DEALLOYING- DERIVED POROUS SELF-SUPPORTED NICU ELECTRODE WITH HOLLOW DENDRITE STRUCTURE FOR HYDROGEN EVOLUTION REACTION

Abstract

The development of cost-effective electrocatalysts for hydrogen evolution reactions (HER) is crucial for sustainable hydrogen production, yet hindered by sluggish kinetics in alkaline media. In this work, electrochemical deposition technology was adopted to achieve the ordered structure and growth of NiCu through the hydrogen bubble template method. The initially prepared binary NiCu coating was further treatment using dealloying processes to design and synthesize a self-supporting electrode (D-NiCu) with a three-dimensional (3D) hierarchical hollow structure. Combining the advantages of micro-nano hierarchical porous structure and bimetallic active catalytic sites, the self-supporting D-NiCu electrode improved significantly enhanced alkaline HER performance.

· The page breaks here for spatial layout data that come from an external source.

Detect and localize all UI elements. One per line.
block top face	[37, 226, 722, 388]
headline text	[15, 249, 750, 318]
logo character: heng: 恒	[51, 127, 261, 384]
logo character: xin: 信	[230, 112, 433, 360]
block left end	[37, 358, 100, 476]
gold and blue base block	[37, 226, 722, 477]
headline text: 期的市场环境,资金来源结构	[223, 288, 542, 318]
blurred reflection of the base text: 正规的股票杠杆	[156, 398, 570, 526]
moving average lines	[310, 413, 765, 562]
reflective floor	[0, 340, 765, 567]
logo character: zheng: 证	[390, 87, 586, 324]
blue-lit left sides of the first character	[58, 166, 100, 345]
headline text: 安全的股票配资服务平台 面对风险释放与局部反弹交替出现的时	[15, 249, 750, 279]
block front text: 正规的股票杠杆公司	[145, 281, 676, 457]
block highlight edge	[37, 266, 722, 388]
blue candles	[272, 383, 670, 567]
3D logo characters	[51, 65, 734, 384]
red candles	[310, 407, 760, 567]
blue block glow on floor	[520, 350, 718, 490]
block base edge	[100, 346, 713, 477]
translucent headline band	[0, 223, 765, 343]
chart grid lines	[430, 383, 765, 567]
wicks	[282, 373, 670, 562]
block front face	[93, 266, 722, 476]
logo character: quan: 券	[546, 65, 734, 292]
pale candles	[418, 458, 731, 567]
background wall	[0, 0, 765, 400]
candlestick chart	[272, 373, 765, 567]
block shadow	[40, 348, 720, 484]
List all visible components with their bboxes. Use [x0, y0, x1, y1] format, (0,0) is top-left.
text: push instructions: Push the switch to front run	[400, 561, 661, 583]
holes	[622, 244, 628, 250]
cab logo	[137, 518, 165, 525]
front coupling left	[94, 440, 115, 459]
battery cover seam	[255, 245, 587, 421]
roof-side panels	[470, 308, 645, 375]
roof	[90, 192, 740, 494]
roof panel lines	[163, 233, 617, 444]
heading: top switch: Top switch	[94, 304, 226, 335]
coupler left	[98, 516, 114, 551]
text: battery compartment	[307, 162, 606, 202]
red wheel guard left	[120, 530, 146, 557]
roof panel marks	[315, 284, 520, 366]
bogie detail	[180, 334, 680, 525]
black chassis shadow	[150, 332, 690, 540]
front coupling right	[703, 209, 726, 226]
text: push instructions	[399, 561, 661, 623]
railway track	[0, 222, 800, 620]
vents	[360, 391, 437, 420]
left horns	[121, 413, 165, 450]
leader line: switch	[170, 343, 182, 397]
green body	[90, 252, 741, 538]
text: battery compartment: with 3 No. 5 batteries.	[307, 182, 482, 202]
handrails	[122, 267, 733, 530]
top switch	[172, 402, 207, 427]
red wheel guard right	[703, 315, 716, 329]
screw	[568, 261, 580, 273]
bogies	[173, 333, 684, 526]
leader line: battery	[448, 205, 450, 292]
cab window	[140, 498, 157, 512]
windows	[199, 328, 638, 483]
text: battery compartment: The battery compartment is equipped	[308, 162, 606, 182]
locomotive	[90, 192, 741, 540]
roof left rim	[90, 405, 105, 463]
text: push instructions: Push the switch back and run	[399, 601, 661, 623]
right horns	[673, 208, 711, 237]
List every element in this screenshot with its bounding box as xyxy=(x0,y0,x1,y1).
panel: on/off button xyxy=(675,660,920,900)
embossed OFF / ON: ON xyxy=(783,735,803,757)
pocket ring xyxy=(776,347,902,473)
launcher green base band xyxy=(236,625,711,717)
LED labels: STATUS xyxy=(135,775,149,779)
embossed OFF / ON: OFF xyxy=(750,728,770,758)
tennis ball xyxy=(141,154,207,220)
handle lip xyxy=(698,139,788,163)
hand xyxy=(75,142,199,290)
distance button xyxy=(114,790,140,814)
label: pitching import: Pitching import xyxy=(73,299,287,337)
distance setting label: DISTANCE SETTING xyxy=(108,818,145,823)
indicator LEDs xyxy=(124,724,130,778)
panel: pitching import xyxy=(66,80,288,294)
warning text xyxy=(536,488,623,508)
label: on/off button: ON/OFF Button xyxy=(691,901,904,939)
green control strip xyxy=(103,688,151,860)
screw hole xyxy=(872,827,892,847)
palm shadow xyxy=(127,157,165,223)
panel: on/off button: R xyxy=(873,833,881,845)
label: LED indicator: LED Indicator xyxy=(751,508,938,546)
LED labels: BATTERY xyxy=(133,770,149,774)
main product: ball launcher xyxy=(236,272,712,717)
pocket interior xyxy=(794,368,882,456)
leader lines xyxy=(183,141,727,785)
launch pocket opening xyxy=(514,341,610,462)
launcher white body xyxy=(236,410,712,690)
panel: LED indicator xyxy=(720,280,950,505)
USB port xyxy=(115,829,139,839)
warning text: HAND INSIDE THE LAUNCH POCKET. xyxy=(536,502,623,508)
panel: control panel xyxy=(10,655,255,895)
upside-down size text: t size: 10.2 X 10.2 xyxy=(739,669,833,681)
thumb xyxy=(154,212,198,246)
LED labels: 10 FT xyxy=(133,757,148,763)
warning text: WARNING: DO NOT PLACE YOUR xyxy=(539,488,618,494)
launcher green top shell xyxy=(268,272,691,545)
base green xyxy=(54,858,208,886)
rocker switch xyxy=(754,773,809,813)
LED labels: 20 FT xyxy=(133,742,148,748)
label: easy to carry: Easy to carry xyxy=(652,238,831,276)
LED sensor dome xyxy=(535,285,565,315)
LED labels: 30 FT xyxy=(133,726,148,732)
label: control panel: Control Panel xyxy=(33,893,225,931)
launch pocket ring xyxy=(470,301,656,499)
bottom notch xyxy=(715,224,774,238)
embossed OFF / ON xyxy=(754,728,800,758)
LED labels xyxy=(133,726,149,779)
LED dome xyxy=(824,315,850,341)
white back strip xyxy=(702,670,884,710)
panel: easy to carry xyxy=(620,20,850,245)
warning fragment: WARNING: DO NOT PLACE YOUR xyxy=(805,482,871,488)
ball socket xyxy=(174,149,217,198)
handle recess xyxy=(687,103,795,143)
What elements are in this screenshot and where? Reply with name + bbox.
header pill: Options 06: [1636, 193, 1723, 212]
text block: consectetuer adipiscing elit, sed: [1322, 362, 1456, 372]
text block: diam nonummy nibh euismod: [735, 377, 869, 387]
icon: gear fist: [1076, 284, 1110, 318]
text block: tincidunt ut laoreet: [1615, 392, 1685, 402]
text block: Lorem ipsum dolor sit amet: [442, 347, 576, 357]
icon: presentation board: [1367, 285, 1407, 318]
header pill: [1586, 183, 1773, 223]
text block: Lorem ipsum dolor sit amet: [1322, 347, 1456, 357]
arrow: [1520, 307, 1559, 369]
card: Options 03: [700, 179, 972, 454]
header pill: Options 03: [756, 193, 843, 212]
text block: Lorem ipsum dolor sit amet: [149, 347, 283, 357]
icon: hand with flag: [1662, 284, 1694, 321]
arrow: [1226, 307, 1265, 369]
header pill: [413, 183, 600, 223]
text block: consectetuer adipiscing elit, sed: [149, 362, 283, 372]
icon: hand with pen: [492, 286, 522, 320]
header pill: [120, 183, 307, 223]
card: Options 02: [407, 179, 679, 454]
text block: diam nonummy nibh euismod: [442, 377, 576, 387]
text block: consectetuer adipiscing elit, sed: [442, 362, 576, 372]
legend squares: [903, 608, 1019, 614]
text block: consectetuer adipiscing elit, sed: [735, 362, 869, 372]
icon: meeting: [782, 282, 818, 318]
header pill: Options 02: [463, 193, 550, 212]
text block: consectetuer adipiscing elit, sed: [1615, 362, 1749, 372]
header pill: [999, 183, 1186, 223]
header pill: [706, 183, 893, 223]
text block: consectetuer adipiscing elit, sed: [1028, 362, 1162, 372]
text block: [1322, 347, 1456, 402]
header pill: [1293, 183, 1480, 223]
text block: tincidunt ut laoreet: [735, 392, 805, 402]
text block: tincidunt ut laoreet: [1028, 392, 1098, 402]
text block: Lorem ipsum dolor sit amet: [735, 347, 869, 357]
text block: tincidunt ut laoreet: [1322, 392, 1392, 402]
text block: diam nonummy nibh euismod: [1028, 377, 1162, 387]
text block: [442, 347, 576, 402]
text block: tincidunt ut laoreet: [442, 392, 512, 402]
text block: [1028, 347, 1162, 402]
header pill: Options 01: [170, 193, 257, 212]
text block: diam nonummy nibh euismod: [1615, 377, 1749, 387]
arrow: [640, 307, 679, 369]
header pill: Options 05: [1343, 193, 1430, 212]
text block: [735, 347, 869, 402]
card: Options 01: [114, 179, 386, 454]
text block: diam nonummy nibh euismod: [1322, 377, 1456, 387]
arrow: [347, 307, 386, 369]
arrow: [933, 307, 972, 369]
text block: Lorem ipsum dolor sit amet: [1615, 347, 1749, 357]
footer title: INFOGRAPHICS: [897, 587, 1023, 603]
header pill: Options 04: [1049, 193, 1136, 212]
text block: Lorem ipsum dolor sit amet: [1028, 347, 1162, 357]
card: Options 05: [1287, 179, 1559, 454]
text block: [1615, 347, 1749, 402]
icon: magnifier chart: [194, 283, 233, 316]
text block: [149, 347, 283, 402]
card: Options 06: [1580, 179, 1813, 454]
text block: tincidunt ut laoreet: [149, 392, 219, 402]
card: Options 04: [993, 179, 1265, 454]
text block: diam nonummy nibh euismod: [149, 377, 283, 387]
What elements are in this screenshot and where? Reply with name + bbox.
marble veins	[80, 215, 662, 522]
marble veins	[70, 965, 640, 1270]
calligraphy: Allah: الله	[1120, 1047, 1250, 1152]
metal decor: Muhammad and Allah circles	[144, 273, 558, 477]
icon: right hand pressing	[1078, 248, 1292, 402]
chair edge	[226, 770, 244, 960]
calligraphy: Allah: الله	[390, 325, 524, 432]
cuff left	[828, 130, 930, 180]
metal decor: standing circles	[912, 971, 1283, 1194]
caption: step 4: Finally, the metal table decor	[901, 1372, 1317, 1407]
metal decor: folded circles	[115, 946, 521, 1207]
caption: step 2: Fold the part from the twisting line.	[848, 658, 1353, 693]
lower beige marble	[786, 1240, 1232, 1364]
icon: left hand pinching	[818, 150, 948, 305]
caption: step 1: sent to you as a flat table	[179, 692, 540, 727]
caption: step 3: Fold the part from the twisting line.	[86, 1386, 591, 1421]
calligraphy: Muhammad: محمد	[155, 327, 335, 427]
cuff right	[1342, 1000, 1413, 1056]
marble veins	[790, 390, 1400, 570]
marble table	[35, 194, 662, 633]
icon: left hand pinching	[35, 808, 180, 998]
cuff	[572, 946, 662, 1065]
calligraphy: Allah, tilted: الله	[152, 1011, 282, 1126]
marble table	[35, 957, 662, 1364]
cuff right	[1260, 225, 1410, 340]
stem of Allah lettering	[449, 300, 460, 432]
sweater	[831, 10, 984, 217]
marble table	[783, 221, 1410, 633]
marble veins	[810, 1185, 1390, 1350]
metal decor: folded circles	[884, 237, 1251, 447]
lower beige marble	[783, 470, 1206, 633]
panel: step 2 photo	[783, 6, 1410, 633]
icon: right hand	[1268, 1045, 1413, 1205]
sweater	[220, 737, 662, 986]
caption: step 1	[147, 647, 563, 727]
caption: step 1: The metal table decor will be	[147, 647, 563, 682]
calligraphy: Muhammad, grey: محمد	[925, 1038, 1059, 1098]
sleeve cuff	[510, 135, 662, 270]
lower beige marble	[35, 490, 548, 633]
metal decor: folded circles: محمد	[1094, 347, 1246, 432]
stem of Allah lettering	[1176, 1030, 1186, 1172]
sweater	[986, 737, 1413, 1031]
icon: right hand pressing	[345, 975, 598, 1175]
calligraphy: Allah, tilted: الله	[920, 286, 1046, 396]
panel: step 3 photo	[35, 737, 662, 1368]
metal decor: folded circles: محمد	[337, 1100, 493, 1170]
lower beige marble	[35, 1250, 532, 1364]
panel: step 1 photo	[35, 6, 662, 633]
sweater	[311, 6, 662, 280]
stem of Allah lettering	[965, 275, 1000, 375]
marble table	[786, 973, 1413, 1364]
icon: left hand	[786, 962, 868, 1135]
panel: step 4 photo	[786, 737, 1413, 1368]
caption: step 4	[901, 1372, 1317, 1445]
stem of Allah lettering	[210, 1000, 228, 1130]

Compared with the NiCu-3 catalyst (141.3 mV at 10 mA cm^-2 and 116.5 mV dec^-1), D-NiCu-3 catalyst demonstrated an overpotential of 54.9 mV and the Tafel slope of 43.6 mV dec^-1 in 1 M KOH. Through component regulation and structural optimization, this work reveals the influence mechanism of different pore structures on ion and molecule transfer in electrochemical reactions, providing an expandable strategy for the optimization design of high-performance electrodes through pore structure-mediated reaction kinetics.